La liberté individuelle trouve vite ses limites face à la pression collective de ces groupes. Beaucoup de décisions personnelles sont encore prises au niveau familial. L’uniforme est de mise à l’école où l’enseignement reste majoritairement magistral. Les Singapouriens et les PR mâles doivent faire un service militaire de 2 ans suivi par une dizaine de périodes de réserve. Les églises sont pleines le dimanche.
Ce communautarisme se combine avec un grand respect des règles sociales
Tout d’abord, ils sont plus facilement enclins à respecter les règles communes, qu’ils s’agissent des lois du pays, des pratiques religieuses, ou des coutumes culturelles. Les Singapouriens n’ont pas vraiment contesté les mesures, pourtant contraignantes, liées à la pandémie. Les fêtes sont toujours l’occasion de réunions familiales ou les traditions sont encore vivantes. Ils sont patriotes comme le montre leur enthousiasme lors de la fête nationale. Tout cela se traduit par une grande discipline inculquée dès l’école.

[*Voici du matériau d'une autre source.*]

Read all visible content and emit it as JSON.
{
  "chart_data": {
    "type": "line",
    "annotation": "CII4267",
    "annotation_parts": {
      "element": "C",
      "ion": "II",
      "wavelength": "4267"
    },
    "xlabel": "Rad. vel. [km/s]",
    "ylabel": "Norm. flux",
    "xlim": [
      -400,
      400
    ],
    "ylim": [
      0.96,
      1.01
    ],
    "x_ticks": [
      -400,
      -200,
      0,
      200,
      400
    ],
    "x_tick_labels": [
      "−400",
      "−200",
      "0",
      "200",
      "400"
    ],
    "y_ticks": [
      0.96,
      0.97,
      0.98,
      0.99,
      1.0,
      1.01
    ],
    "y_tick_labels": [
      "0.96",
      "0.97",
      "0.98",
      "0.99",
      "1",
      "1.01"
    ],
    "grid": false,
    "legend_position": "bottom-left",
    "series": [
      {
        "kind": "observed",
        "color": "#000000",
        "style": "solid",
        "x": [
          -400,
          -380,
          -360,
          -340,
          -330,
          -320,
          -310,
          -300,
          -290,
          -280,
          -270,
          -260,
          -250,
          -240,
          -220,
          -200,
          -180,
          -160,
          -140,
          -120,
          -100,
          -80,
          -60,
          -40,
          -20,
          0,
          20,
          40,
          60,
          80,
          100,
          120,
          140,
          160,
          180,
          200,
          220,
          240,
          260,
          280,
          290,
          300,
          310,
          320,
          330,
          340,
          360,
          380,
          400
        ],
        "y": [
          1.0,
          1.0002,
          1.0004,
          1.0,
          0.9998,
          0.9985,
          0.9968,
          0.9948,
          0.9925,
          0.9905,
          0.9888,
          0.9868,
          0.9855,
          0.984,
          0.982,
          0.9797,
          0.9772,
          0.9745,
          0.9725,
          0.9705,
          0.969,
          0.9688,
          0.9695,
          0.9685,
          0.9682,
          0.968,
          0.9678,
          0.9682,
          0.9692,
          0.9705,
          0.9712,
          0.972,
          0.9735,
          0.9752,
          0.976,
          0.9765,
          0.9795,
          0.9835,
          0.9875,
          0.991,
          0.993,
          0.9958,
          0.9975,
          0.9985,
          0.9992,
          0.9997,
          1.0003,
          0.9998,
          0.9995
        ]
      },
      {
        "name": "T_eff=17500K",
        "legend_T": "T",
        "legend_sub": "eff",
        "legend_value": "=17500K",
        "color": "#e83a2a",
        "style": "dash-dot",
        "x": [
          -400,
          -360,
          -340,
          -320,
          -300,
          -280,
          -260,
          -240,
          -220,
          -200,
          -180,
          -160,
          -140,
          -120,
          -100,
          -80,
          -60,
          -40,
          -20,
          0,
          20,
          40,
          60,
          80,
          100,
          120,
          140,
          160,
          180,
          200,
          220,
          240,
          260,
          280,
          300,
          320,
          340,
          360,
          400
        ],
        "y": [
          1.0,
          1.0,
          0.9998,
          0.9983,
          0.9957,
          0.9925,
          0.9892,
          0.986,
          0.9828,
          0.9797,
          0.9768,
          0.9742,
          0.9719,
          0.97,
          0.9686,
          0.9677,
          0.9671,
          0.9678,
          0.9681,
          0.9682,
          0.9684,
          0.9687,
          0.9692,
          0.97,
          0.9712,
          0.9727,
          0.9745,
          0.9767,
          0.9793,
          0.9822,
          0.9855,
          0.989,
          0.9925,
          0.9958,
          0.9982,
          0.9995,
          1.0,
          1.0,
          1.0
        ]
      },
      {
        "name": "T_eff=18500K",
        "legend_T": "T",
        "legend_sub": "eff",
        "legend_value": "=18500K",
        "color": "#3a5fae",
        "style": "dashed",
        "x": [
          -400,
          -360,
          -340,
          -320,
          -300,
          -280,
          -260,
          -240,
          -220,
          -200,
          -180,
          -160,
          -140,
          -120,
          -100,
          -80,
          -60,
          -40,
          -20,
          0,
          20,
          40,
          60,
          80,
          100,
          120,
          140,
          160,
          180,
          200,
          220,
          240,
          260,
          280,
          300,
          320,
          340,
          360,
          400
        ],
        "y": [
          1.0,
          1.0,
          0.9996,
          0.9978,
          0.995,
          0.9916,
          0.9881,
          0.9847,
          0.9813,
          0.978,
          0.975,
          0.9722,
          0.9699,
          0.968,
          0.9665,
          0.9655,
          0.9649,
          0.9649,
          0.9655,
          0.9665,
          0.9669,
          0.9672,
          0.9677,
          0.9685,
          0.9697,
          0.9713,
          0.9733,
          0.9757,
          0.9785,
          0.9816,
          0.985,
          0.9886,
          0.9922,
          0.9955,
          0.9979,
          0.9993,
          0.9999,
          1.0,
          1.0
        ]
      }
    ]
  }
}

D’une manière générale les Singapouriens, et en particulier les musulmans, sont plus attachés à leurs convictions et pratiques religieuses que l'est le Français moyen. L’humour sur ce sujet serait mal venu. De toute façon, le respect des autres, de leurs croyances et de leurs coutumes, devrait être la règle, quel que soit le pays où on se trouve, et les lois de Singapour sont là pour rappeler à l’ordre les provocateurs (Maintenance of Religious Harmony Act). Charlie Hebdo n’a pas sa place ici.

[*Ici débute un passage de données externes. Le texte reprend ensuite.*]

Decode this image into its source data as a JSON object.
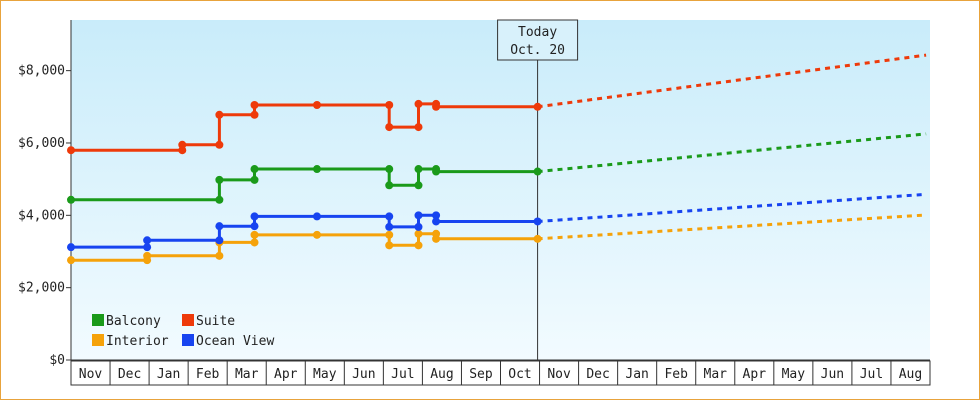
{
  "chart_data": {
    "type": "line",
    "y_ticks": [
      "$0",
      "$2,000",
      "$4,000",
      "$6,000",
      "$8,000"
    ],
    "y_tick_values": [
      0,
      2000,
      4000,
      6000,
      8000
    ],
    "ylim": [
      0,
      9400
    ],
    "months": [
      "Nov",
      "Dec",
      "Jan",
      "Feb",
      "Mar",
      "Apr",
      "May",
      "Jun",
      "Jul",
      "Aug",
      "Sep",
      "Oct",
      "Nov",
      "Dec",
      "Jan",
      "Feb",
      "Mar",
      "Apr",
      "May",
      "Jun",
      "Jul",
      "Aug"
    ],
    "today": {
      "line1": "Today",
      "line2": "Oct. 20",
      "at": 11.95
    },
    "grid": false,
    "legend_placement": "bottom-left",
    "series": [
      {
        "name": "Balcony",
        "color": "#1a9a1a",
        "x": [
          0,
          3.8,
          3.8,
          4.7,
          4.7,
          6.3,
          8.15,
          8.15,
          8.9,
          8.9,
          9.35,
          9.35,
          11.95
        ],
        "y": [
          4430,
          4430,
          4980,
          4980,
          5280,
          5280,
          5280,
          4830,
          4830,
          5280,
          5280,
          5210,
          5210
        ],
        "forecast_x": [
          11.95,
          21.9
        ],
        "forecast_y": [
          5210,
          6250
        ]
      },
      {
        "name": "Suite",
        "color": "#ee3a0a",
        "x": [
          0,
          2.85,
          2.85,
          3.8,
          3.8,
          4.7,
          4.7,
          6.3,
          8.15,
          8.15,
          8.9,
          8.9,
          9.35,
          9.35,
          11.95
        ],
        "y": [
          5800,
          5800,
          5950,
          5950,
          6780,
          6780,
          7050,
          7050,
          7050,
          6440,
          6440,
          7080,
          7080,
          7000,
          7000
        ],
        "forecast_x": [
          11.95,
          21.9
        ],
        "forecast_y": [
          7000,
          8430
        ]
      },
      {
        "name": "Interior",
        "color": "#f5a20a",
        "x": [
          0,
          1.95,
          1.95,
          3.8,
          3.8,
          4.7,
          4.7,
          6.3,
          8.15,
          8.15,
          8.9,
          8.9,
          9.35,
          9.35,
          11.95
        ],
        "y": [
          2760,
          2760,
          2880,
          2880,
          3250,
          3250,
          3460,
          3460,
          3460,
          3170,
          3170,
          3490,
          3490,
          3350,
          3350
        ],
        "forecast_x": [
          11.95,
          21.9
        ],
        "forecast_y": [
          3350,
          4010
        ]
      },
      {
        "name": "Ocean View",
        "color": "#1744f0",
        "x": [
          0,
          1.95,
          1.95,
          3.8,
          3.8,
          4.7,
          4.7,
          6.3,
          8.15,
          8.15,
          8.9,
          8.9,
          9.35,
          9.35,
          11.95
        ],
        "y": [
          3120,
          3120,
          3310,
          3310,
          3700,
          3700,
          3970,
          3970,
          3970,
          3680,
          3680,
          4000,
          4000,
          3830,
          3830
        ],
        "forecast_x": [
          11.95,
          21.9
        ],
        "forecast_y": [
          3830,
          4580
        ]
      }
    ],
    "markers": {
      "Balcony": [
        [
          0,
          4430
        ],
        [
          3.8,
          4430
        ],
        [
          3.8,
          4980
        ],
        [
          4.7,
          4980
        ],
        [
          4.7,
          5280
        ],
        [
          6.3,
          5280
        ],
        [
          8.15,
          5280
        ],
        [
          8.15,
          4830
        ],
        [
          8.9,
          4830
        ],
        [
          8.9,
          5280
        ],
        [
          9.35,
          5280
        ],
        [
          9.35,
          5210
        ],
        [
          11.95,
          5210
        ]
      ],
      "Suite": [
        [
          0,
          5800
        ],
        [
          2.85,
          5800
        ],
        [
          2.85,
          5950
        ],
        [
          3.8,
          5950
        ],
        [
          3.8,
          6780
        ],
        [
          4.7,
          6780
        ],
        [
          4.7,
          7050
        ],
        [
          6.3,
          7050
        ],
        [
          8.15,
          7050
        ],
        [
          8.15,
          6440
        ],
        [
          8.9,
          6440
        ],
        [
          8.9,
          7080
        ],
        [
          9.35,
          7080
        ],
        [
          9.35,
          7000
        ],
        [
          11.95,
          7000
        ]
      ],
      "Interior": [
        [
          0,
          2760
        ],
        [
          1.95,
          2760
        ],
        [
          1.95,
          2880
        ],
        [
          3.8,
          2880
        ],
        [
          3.8,
          3250
        ],
        [
          4.7,
          3250
        ],
        [
          4.7,
          3460
        ],
        [
          6.3,
          3460
        ],
        [
          8.15,
          3460
        ],
        [
          8.15,
          3170
        ],
        [
          8.9,
          3170
        ],
        [
          8.9,
          3490
        ],
        [
          9.35,
          3490
        ],
        [
          9.35,
          3350
        ],
        [
          11.95,
          3350
        ]
      ],
      "Ocean View": [
        [
          0,
          3120
        ],
        [
          1.95,
          3120
        ],
        [
          1.95,
          3310
        ],
        [
          3.8,
          3310
        ],
        [
          3.8,
          3700
        ],
        [
          4.7,
          3700
        ],
        [
          4.7,
          3970
        ],
        [
          6.3,
          3970
        ],
        [
          8.15,
          3970
        ],
        [
          8.15,
          3680
        ],
        [
          8.9,
          3680
        ],
        [
          8.9,
          4000
        ],
        [
          9.35,
          4000
        ],
        [
          9.35,
          3830
        ],
        [
          11.95,
          3830
        ]
      ]
    },
    "legend_order": [
      "Balcony",
      "Suite",
      "Interior",
      "Ocean View"
    ]
  }
}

Ce respect s’étend aux biens. Hormis les domiciles privés cibles d’usuriers (loan sharks) en attente de paiement, les cas de vandalisme sont rares. Singapour est sans doute un des rares pays où vous pouvez retrouver votre portefeuille intact après l’avoir perdu. L’omniprésence des caméras aide sans doute à la faiblesse du taux de criminalité (Singapour est classé comme l’un des pays les plus sûrs au monde), mais les mentalités y jouent aussi un grand rôle.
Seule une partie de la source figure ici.